Tuesday, December 05, 2006

WEEKEND BIRD REPORT

Saturday the birds on Murray Avenue were all a-twitter, as I stood waiting at the five-way light on the corner of Forward. A whole flock of them were buzzing inside the naked branches of a small tree, a poplar or a young oak, in the courtyard of the three-story stucco box that calls itself the Squirrel Hill Professional Building. It made the tree look alive--it didn’t seem like the birds were landing, just flying into the contours of the tree and remaining in motion. There were other birds waiting on one edge of the building’s roof, and still others on a telephone wire just next to that--but there seemed to be a certain momentum. That is, some birds (the largest flock) choosing what was THE place to be, and then capriciously choosing again, and then a group of birds filling the space they’d just left, and then another flock following them, like the domino effect if dominoes were more like magnets. So, first it was the tree, the tree in this tiny courtyard of this ugly building that I always wonder if it’s still in business, first because I’ve never noticed any activity there, and second because it seems like a precarious spot to get to from the very beginning of the parkway, considering the especial graciousness of Pittsburgh drivers. (Everyone likes to say that Pittsburgh is very nice until it gets behind the wheel of a car, and then it is an angry driver. Maybe this is how the city negotiates being part East Coast and part Midwest.)

So, first the place to be was this courtyard tree and next it was the bush in front of the Verizon Building, across Pocusset Street, which is the only sane little residential side street in this five-street pedestrian-hell light. Although I don’t want to give the wrong impression that Pocusset Street would be the place to stand at this light, no only if you lived on that street and were heading towards the movie theatre up Forward or the Korean grocer, otherwise the BP gas station corner is a better vantage point, because you’ll want to stay far away from the mouth of the parkway, and from the Pittsburgh Left. The Pittsburgh Left here will be from Murray Avenue to the parkway; thePittsburgh Left in general, I was only recently told, is a phenomenon of the city’s streets being so old and narrow. The Pittsburgh Left is this: If you have a major street like Murray that runs two lanes two ways, then it has been the agreed upon thing, if you are at the head of the line and turning left, that you should gun your car and take the unprotected left turn before the opposing line of traffic can cross your path going straight, because otherwise you will be holding up an entire line of cars behind you waiting for your left opportunity.

After the Verizon bush, the pioneer birds went back to the telephone line, now made vacant by the birds that had taken the roof edge made vacant by the birds who took the courtyard tree. But the telephone line didn’t suffice for long, and next it was on to a tree on Pocusset, and then to a tree up the hill on Phillips Avenue.

Sunday it was the same drill, but this time in the parking lot of the Giant Eagle in Greenfield. There it was the edge of a pitched roof, then a telephone wire on the north side of the parking lot, then the horizontal structure atop the telephone pole, then on the telephone lines across Lilac Street.

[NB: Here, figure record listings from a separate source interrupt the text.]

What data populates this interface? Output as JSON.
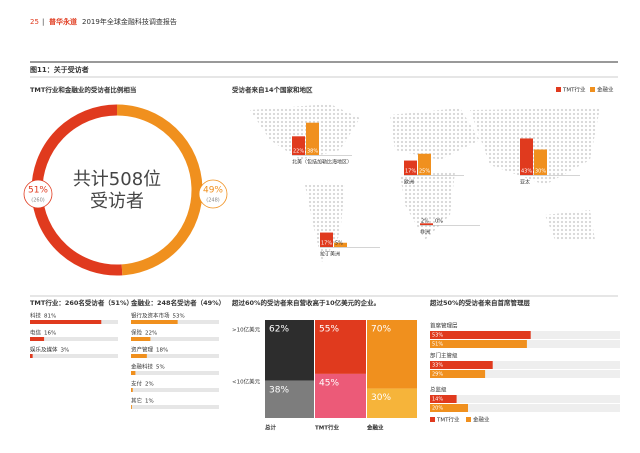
{
  "header": {
    "page": "25",
    "separator": "|",
    "brand": "普华永道",
    "report": "2019年全球金融科技调查报告"
  },
  "figure_title": "图11：关于受访者",
  "chart_data": [
    {
      "type": "pie",
      "title": "TMT行业和金融业的受访者比例相当",
      "center_text": [
        "共计508位",
        "受访者"
      ],
      "values": [
        51,
        49
      ],
      "value_labels": [
        "51%",
        "49%"
      ],
      "counts": [
        260,
        248
      ],
      "count_labels": [
        "(260)",
        "(248)"
      ],
      "colors": [
        "#e03a1e",
        "#f0901e"
      ]
    },
    {
      "type": "bar",
      "title": "受访者来自14个国家和地区",
      "legend": "top-right",
      "categories": [
        "北美（包括加勒比海地区）",
        "欧洲",
        "亚太",
        "非洲",
        "拉丁美洲"
      ],
      "series": [
        {
          "name": "TMT行业",
          "color": "#e03a1e",
          "values": [
            22,
            17,
            43,
            2,
            17
          ],
          "value_labels": [
            "22%",
            "17%",
            "43%",
            "2%",
            "17%"
          ]
        },
        {
          "name": "金融业",
          "color": "#f0901e",
          "values": [
            38,
            25,
            30,
            0,
            5
          ],
          "value_labels": [
            "38%",
            "25%",
            "30%",
            "0%",
            "5%"
          ]
        }
      ]
    },
    {
      "type": "barh",
      "title": "TMT行业：260名受访者（51%）",
      "color": "#e03a1e",
      "categories": [
        "科技",
        "电信",
        "娱乐及媒体"
      ],
      "values": [
        81,
        16,
        3
      ],
      "value_labels": [
        "81%",
        "16%",
        "3%"
      ]
    },
    {
      "type": "barh",
      "title": "金融业：248名受访者（49%）",
      "color": "#f0901e",
      "categories": [
        "银行及资本市场",
        "保险",
        "资产管理",
        "金融科技",
        "支付",
        "其它"
      ],
      "values": [
        53,
        22,
        18,
        5,
        2,
        1
      ],
      "value_labels": [
        "53%",
        "22%",
        "18%",
        "5%",
        "2%",
        "1%"
      ]
    },
    {
      "type": "mekko",
      "title": "超过60%的受访者来自营收高于10亿美元的企业。",
      "categories": [
        "总计",
        "TMT行业",
        "金融业"
      ],
      "series": [
        {
          "name": ">10亿美元",
          "colors": [
            "#2d2d2d",
            "#e03a1e",
            "#f0901e"
          ],
          "values": [
            62,
            55,
            70
          ],
          "value_labels": [
            "62%",
            "55%",
            "70%"
          ]
        },
        {
          "name": "<10亿美元",
          "colors": [
            "#7d7d7d",
            "#ec5a78",
            "#f6b43a"
          ],
          "values": [
            38,
            45,
            30
          ],
          "value_labels": [
            "38%",
            "45%",
            "30%"
          ]
        }
      ]
    },
    {
      "type": "grouped-barh",
      "title": "超过50%的受访者来自首席管理层",
      "legend": "bottom",
      "categories": [
        "首席管理层",
        "部门主管级",
        "总监级"
      ],
      "series": [
        {
          "name": "TMT行业",
          "color": "#e03a1e",
          "values": [
            53,
            33,
            14
          ],
          "value_labels": [
            "53%",
            "33%",
            "14%"
          ]
        },
        {
          "name": "金融业",
          "color": "#f0901e",
          "values": [
            51,
            29,
            20
          ],
          "value_labels": [
            "51%",
            "29%",
            "20%"
          ]
        }
      ]
    }
  ]
}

The pigeons that hang out on the lines in front of (east side of) Giant Eagle, the ones who shit up the sidewalk below, were not to be outdone. Though not practicing for migrating, they showed off some impressive Blue Angel formations, over the parking lot as we headed north toward home carrying plastic bags heavy with eggs, apples, bananas, juice, and a new toothbrush.

1 Comments:

Blogger Susan Constanse said...

Oh, that sounds like a disasterous intersection. But I love the bit about the birds.